Nel Paese si creò un clima di contrapposizione fra neutralisti ed interventisti


che si manifestò anche attraverso dimostrazioni in difesa dell’uno o dell’altro
schieramento. Tutto ciò portò anche ad un’aggregazione culturale quasi
paradossale infatti troviamo :

- Le forze di Sinistra democratica e repubblicana si trovarono a fianco di


forze di Destra conservatrice e Destra nazionalista contro Giolitti,
cattolici e socialisti.

Lo stesso paradosso c’era fra Parlamento e Governo e infatti troviamo:

- Il Parlamento era con la maggioranza giolittiana quindi neutralista;


- Il Governo, guidato da Salandra, esponente della Destra conservatrice e
ben visto dalla Corona, vedeva nella guerra la possibilità di ottenere
ingrandimenti territoriali per l’Italia e consolidare con una vittoria
militare il prestigio della Monarchia.
Con il Patto di Londra (26 aprile 1915) l’Italia si impegnava ad entrare a
fianco dell’Intesa, contro l’Austria e non la Germania e in caso di vittoria
avrebbe ottenuto:

- Il Trentino e l’Alto Adige, la Dalmazia settentrionale, esclusa Fiume;


- Le sarebbe stato riconosciuto un protettorato sull’Abissinia, il definitivo
possesso del Dodecanneso cioè la zona di influenza in Asia Minore in
caso di disintegrazione dell’Impero Ottomano.

La denuncia del Patto della Triplice Alleanza, il 3 maggio 1915, da parte di


Salandra , fece capire al Paese che il Governo si avvicinava all’Intesa e per
questa ragione nel Parlamento si delineò una maggioranza favorevole alle
posizioni di Giolitti,quindi neutralista, che mise in pericolo il Governo stesso.

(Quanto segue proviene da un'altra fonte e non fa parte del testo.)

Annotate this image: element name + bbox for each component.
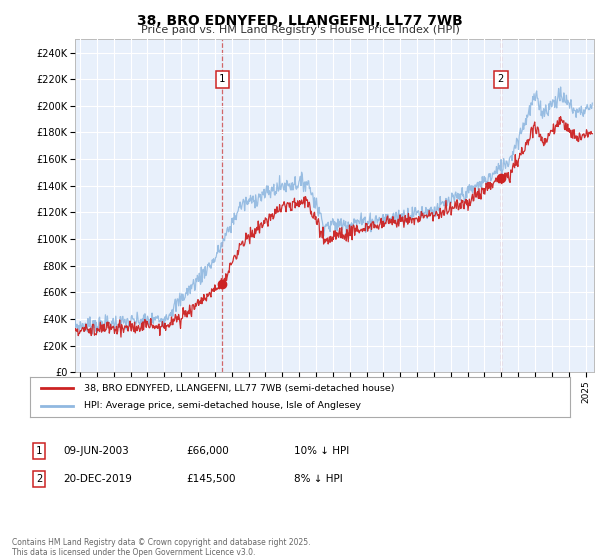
Text: 1: 1 (219, 74, 226, 84)
Text: £145,500: £145,500 (186, 474, 235, 484)
Text: 20-DEC-2019: 20-DEC-2019 (63, 474, 132, 484)
Text: HPI: Average price, semi-detached house, Isle of Anglesey: HPI: Average price, semi-detached house,… (84, 402, 361, 410)
Text: 10% ↓ HPI: 10% ↓ HPI (294, 446, 349, 456)
Text: Price paid vs. HM Land Registry's House Price Index (HPI): Price paid vs. HM Land Registry's House … (140, 25, 460, 35)
Text: 8% ↓ HPI: 8% ↓ HPI (294, 474, 343, 484)
Text: 2: 2 (497, 74, 504, 84)
Text: 1: 1 (36, 446, 42, 456)
Text: Contains HM Land Registry data © Crown copyright and database right 2025.
This d: Contains HM Land Registry data © Crown c… (12, 538, 311, 557)
Text: 2: 2 (36, 474, 42, 484)
Text: 09-JUN-2003: 09-JUN-2003 (63, 446, 129, 456)
Text: 38, BRO EDNYFED, LLANGEFNI, LL77 7WB (semi-detached house): 38, BRO EDNYFED, LLANGEFNI, LL77 7WB (se… (84, 384, 395, 393)
Text: 38, BRO EDNYFED, LLANGEFNI, LL77 7WB: 38, BRO EDNYFED, LLANGEFNI, LL77 7WB (137, 14, 463, 28)
Text: £66,000: £66,000 (186, 446, 229, 456)
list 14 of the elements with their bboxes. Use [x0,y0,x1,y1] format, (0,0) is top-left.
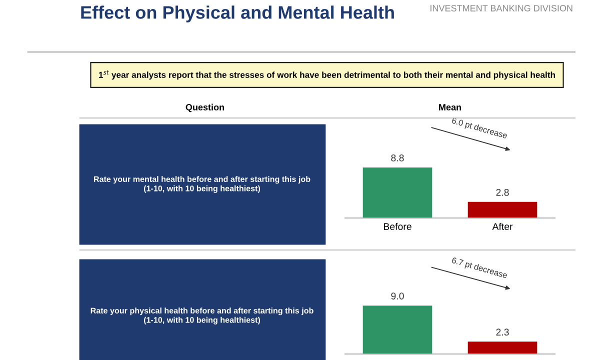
text: Rate your mental health before and after starting this job (1-10, with 10 being healthiest) [94,176,310,193]
text: 6.7 pt decrease [451,256,508,280]
text: Question [186,104,224,112]
data-label: 9.0 [391,292,404,300]
data-label: 8.8 [391,154,404,162]
chart-title: Effect on Physical and Mental Health [81,6,394,22]
text: Rate your physical health before and after starting this job (1-10, with 10 being healthiest) [90,308,314,324]
text: 1$^{st}$ year analysts report that the stresses of work have been detrimental to both their mental and physical health [99,70,556,80]
x-tick-label: After [492,222,513,230]
text: INVESTMENT BANKING DIVISION [430,5,572,12]
x-tick-label: Before [384,222,412,230]
data-label: 2.3 [496,328,509,336]
data-label: 2.8 [496,188,509,196]
text: Mean [439,104,461,110]
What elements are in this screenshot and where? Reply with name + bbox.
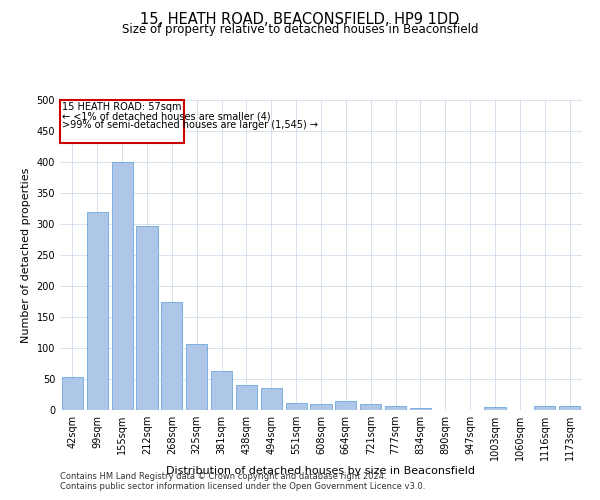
Bar	[87, 212, 108, 410]
Bar	[410, 408, 431, 410]
X-axis label: Distribution of detached houses by size in Beaconsfield: Distribution of detached houses by size …	[167, 466, 476, 476]
Y-axis label: Number of detached properties: Number of detached properties	[21, 168, 31, 342]
Text: 15, HEATH ROAD, BEACONSFIELD, HP9 1DD: 15, HEATH ROAD, BEACONSFIELD, HP9 1DD	[140, 12, 460, 28]
Bar	[559, 406, 580, 410]
Text: Contains public sector information licensed under the Open Government Licence v3: Contains public sector information licen…	[60, 482, 425, 491]
Bar	[112, 162, 133, 410]
Bar	[186, 344, 207, 410]
Text: ← <1% of detached houses are smaller (4): ← <1% of detached houses are smaller (4)	[62, 111, 271, 121]
Text: Size of property relative to detached houses in Beaconsfield: Size of property relative to detached ho…	[122, 22, 478, 36]
Bar	[236, 385, 257, 410]
Bar	[211, 371, 232, 410]
Bar	[286, 403, 307, 410]
Bar	[261, 388, 282, 410]
Text: >99% of semi-detached houses are larger (1,545) →: >99% of semi-detached houses are larger …	[62, 120, 319, 130]
Bar	[62, 376, 83, 410]
Text: 15 HEATH ROAD: 57sqm: 15 HEATH ROAD: 57sqm	[62, 102, 182, 113]
Bar	[136, 226, 158, 410]
Bar	[60, 100, 184, 144]
Bar	[161, 302, 182, 410]
Bar	[360, 404, 381, 410]
Bar	[385, 406, 406, 410]
Bar	[534, 406, 555, 410]
Text: Contains HM Land Registry data © Crown copyright and database right 2024.: Contains HM Land Registry data © Crown c…	[60, 472, 386, 481]
Bar	[310, 404, 332, 410]
Bar	[484, 407, 506, 410]
Bar	[335, 400, 356, 410]
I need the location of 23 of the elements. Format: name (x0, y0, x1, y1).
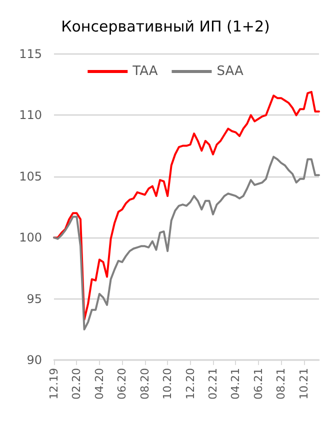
x-tick-label: 10.21 (297, 368, 310, 400)
legend-label: TAA (132, 64, 158, 79)
x-tick-label: 12.20 (184, 368, 197, 400)
y-tick-label: 95 (26, 292, 42, 306)
legend-label: SAA (216, 64, 244, 79)
chart-title: Консервативный ИП (1+2) (61, 18, 270, 36)
x-tick-label: 02.20 (70, 368, 84, 400)
line-series (53, 156, 320, 330)
x-tick-label: 06.21 (252, 368, 265, 400)
x-tick-label: 04.20 (92, 368, 106, 400)
y-tick-label: 100 (19, 230, 42, 245)
y-tick-label: 110 (19, 108, 42, 122)
x-tick-label: 08.21 (274, 368, 288, 400)
x-tick-label: 10.20 (161, 368, 174, 400)
line-series (53, 90, 320, 321)
x-tick-label: 04.21 (229, 368, 242, 400)
x-tick-label: 06.20 (116, 368, 129, 400)
y-tick-label: 115 (19, 47, 42, 61)
y-tick-label: 105 (19, 169, 42, 184)
x-tick-label: 02.21 (206, 368, 220, 400)
x-tick-label: 08.20 (138, 368, 152, 400)
y-tick-label: 90 (26, 353, 42, 367)
x-tick-label: 12.19 (48, 368, 60, 400)
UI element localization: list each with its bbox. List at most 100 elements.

Quando Salandra presentò le dimissioni, il Re le respinse ponendo la


maggioranza giolittiana di fronte alla scelta o di accettare il fatto compiuto o
lo scontro aperto con la Corona e quest’ultimo oltre a mettere in discussione
la credibilità del Paese sul piano internazionale, avrebbe vanificato tutto il
lavoro operato da Giolitti negli anni precedenti. Davanti a questi problemi, né
cattolici né i liberali giolittiani osarono scegliere la strada dello scontro
frontale.

In seguito al nuovo atteggiamento assunto dai cattolici, dai


giolittiani e dai socialisti, il Parlamento accordò al Governo i pieni
poteri per la Guerra con l’Austria , dichiarata il 24 maggio 1915.